Hysteresis with elsewhen

elsewhen chains mutually exclusive switching conditions. A thermostat with a hysteresis band:

model Thermostat "Bang-bang temperature control with hysteresis"
  parameter Real T_set = 21.0 "Setpoint [degC]";
  parameter Real band = 1.0 "Hysteresis half-width [degC]";
  parameter Real T_amb = 5.0 "Outside temperature [degC]";
  parameter Real tau = 600.0 "Thermal time constant [s]";
  parameter Real heat = 0.02 "Heater authority [degC/s]";
  Real T(start = 15.0) "Room temperature [degC]";
  Boolean on(start = true) "Heater state";
equation
  der(T) = (T_amb - T) / tau + (if on then heat else 0.0);
  when T > T_set + band then
    on = false;
  elsewhen T < T_set - band then
    on = true;
  end when;
  annotation(experiment(StopTime = 7200.0, Solver = "rk-like"));
end Thermostat;

This model pins Solver = "rk-like" in its experiment annotation: the explicit solver handles its rapid relay switching robustly, while the default implicit solver can currently stall on it (see Solvers and Accuracy).
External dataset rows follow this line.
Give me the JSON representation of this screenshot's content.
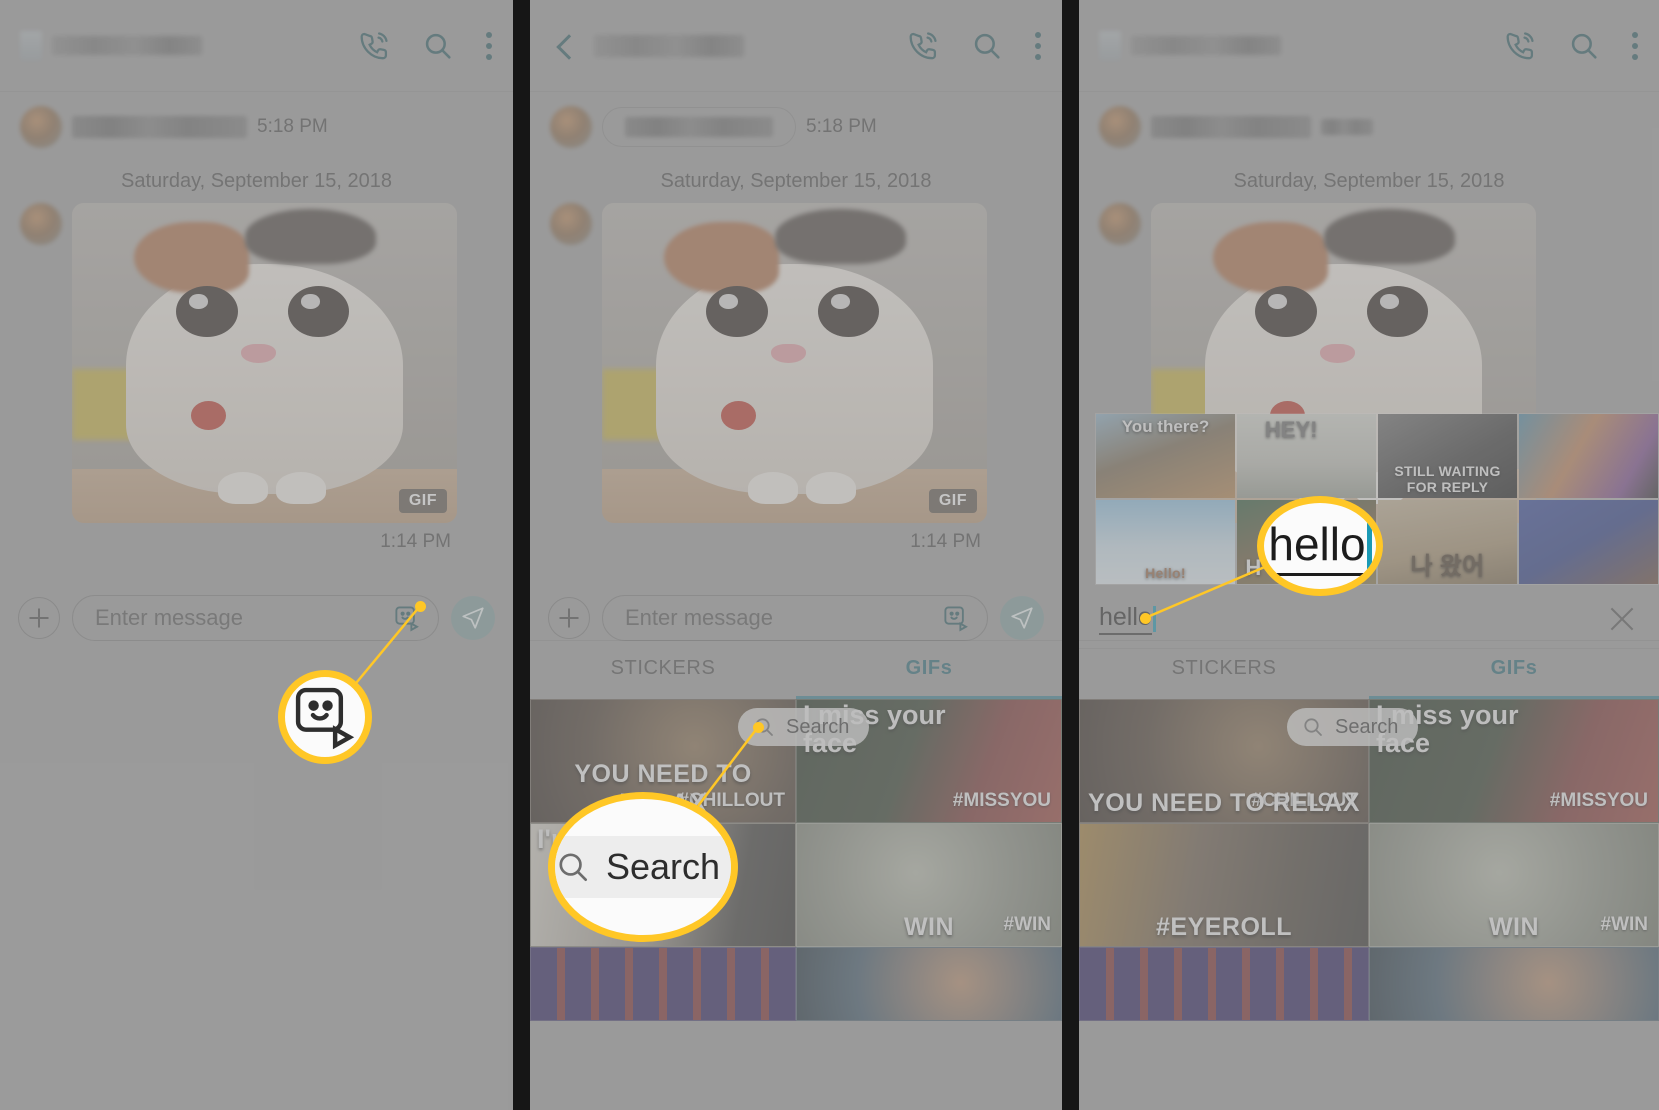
{
  "app": {
    "name": "Samsung Messages",
    "accent_color": "#2b5b63",
    "highlight_color": "#ffc726"
  },
  "panels": [
    {
      "id": "panel-1",
      "header": {
        "title_redacted": true,
        "icons": [
          "video-call-icon",
          "search-icon",
          "more-options-icon"
        ]
      },
      "conversation": {
        "incoming_time": "5:18 PM",
        "date_separator": "Saturday, September 15, 2018",
        "gif_badge": "GIF",
        "gif_time": "1:14 PM"
      },
      "composer": {
        "placeholder": "Enter message",
        "add_label": "+",
        "sticker_icon": "sticker-gif-icon",
        "send_icon": "send-icon"
      },
      "callout": {
        "type": "sticker-gif-icon",
        "label": ""
      }
    },
    {
      "id": "panel-2",
      "header": {
        "back_icon": "back-arrow-icon",
        "title_redacted": true,
        "icons": [
          "video-call-icon",
          "search-icon",
          "more-options-icon"
        ]
      },
      "conversation": {
        "incoming_time": "5:18 PM",
        "date_separator": "Saturday, September 15, 2018",
        "gif_badge": "GIF",
        "gif_time": "1:14 PM"
      },
      "composer": {
        "placeholder": "Enter message"
      },
      "tray": {
        "tabs": [
          {
            "label": "STICKERS",
            "active": false
          },
          {
            "label": "GIFs",
            "active": true
          }
        ],
        "search_pill_label": "Search",
        "grid": [
          {
            "tag": "#CHILLOUT",
            "caption": "YOU NEED TO RELAX",
            "cap_top": "",
            "bg": "#4b4036"
          },
          {
            "tag": "#MISSYOU",
            "caption": "",
            "cap_top": "I miss your face",
            "bg": "#2c3a2a"
          },
          {
            "tag": "",
            "caption": "",
            "cap_top": "I'm you fa",
            "bg": "#6a6459"
          },
          {
            "tag": "#WIN",
            "caption": "WIN",
            "cap_top": "",
            "bg": "#8c9184"
          },
          {
            "tag": "",
            "caption": "",
            "cap_top": "",
            "bg": "#241a52"
          },
          {
            "tag": "",
            "caption": "",
            "cap_top": "",
            "bg": "#2b4454"
          }
        ]
      },
      "callout": {
        "type": "search-pill",
        "label": "Search"
      }
    },
    {
      "id": "panel-3",
      "header": {
        "title_redacted": true,
        "icons": [
          "video-call-icon",
          "search-icon",
          "more-options-icon"
        ]
      },
      "conversation": {
        "date_separator": "Saturday, September 15, 2018"
      },
      "search": {
        "value": "hello",
        "clear_icon": "close-icon"
      },
      "results": [
        {
          "top": "You there?",
          "bottom": "",
          "bg": "#6b7f8c"
        },
        {
          "top": "",
          "bottom": "HEY!",
          "bg": "#c9cbc4"
        },
        {
          "top": "",
          "bottom": "STILL WAITING FOR REPLY",
          "bg": "#3a3a3a"
        },
        {
          "top": "",
          "bottom": "",
          "bg": "#8f5f4a"
        },
        {
          "top": "",
          "bottom": "Hello!",
          "bg": "#9fc6e0"
        },
        {
          "top": "",
          "bottom": "H",
          "bg": "#5b6b3a"
        },
        {
          "top": "",
          "bottom": "나 왔어",
          "bg": "#b9a88d"
        },
        {
          "top": "",
          "bottom": "",
          "bg": "#2c3f8c"
        }
      ],
      "tray": {
        "tabs": [
          {
            "label": "STICKERS",
            "active": false
          },
          {
            "label": "GIFs",
            "active": true
          }
        ],
        "search_pill_label": "Search",
        "grid": [
          {
            "tag": "#CHILLOUT",
            "caption": "YOU NEED TO RELAX",
            "cap_top": "",
            "bg": "#4b4036"
          },
          {
            "tag": "#MISSYOU",
            "caption": "",
            "cap_top": "I miss your face",
            "bg": "#2c3a2a"
          },
          {
            "tag": "#EYEROLL",
            "caption": "",
            "cap_top": "",
            "bg": "#5a5046"
          },
          {
            "tag": "#WIN",
            "caption": "WIN",
            "cap_top": "",
            "bg": "#8c9184"
          },
          {
            "tag": "",
            "caption": "",
            "cap_top": "",
            "bg": "#241a52"
          },
          {
            "tag": "",
            "caption": "",
            "cap_top": "",
            "bg": "#2b4454"
          }
        ]
      },
      "callout": {
        "type": "text-input",
        "label": "hello"
      }
    }
  ]
}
Conditional Expressions vs Events

An if-expression inside an equation (if on then heat else 0.0) also generates events at its switch points so the integrator never smears across a discontinuity. When a discontinuity is harmless and you want to suppress event handling, Modelica provides noEvent(...); smooth(...) asserts differentiability.

Things to Keep In Mind

  • when bodies relate discrete values; use reinit to restart continuous states.
  • pre(x) is only meaningful for discrete-valued variables or at event instants.
  • Event-heavy models simulate best with explicit solvers today; pin Solver = "rk-like" in the experiment annotation or pass --solver rk-like.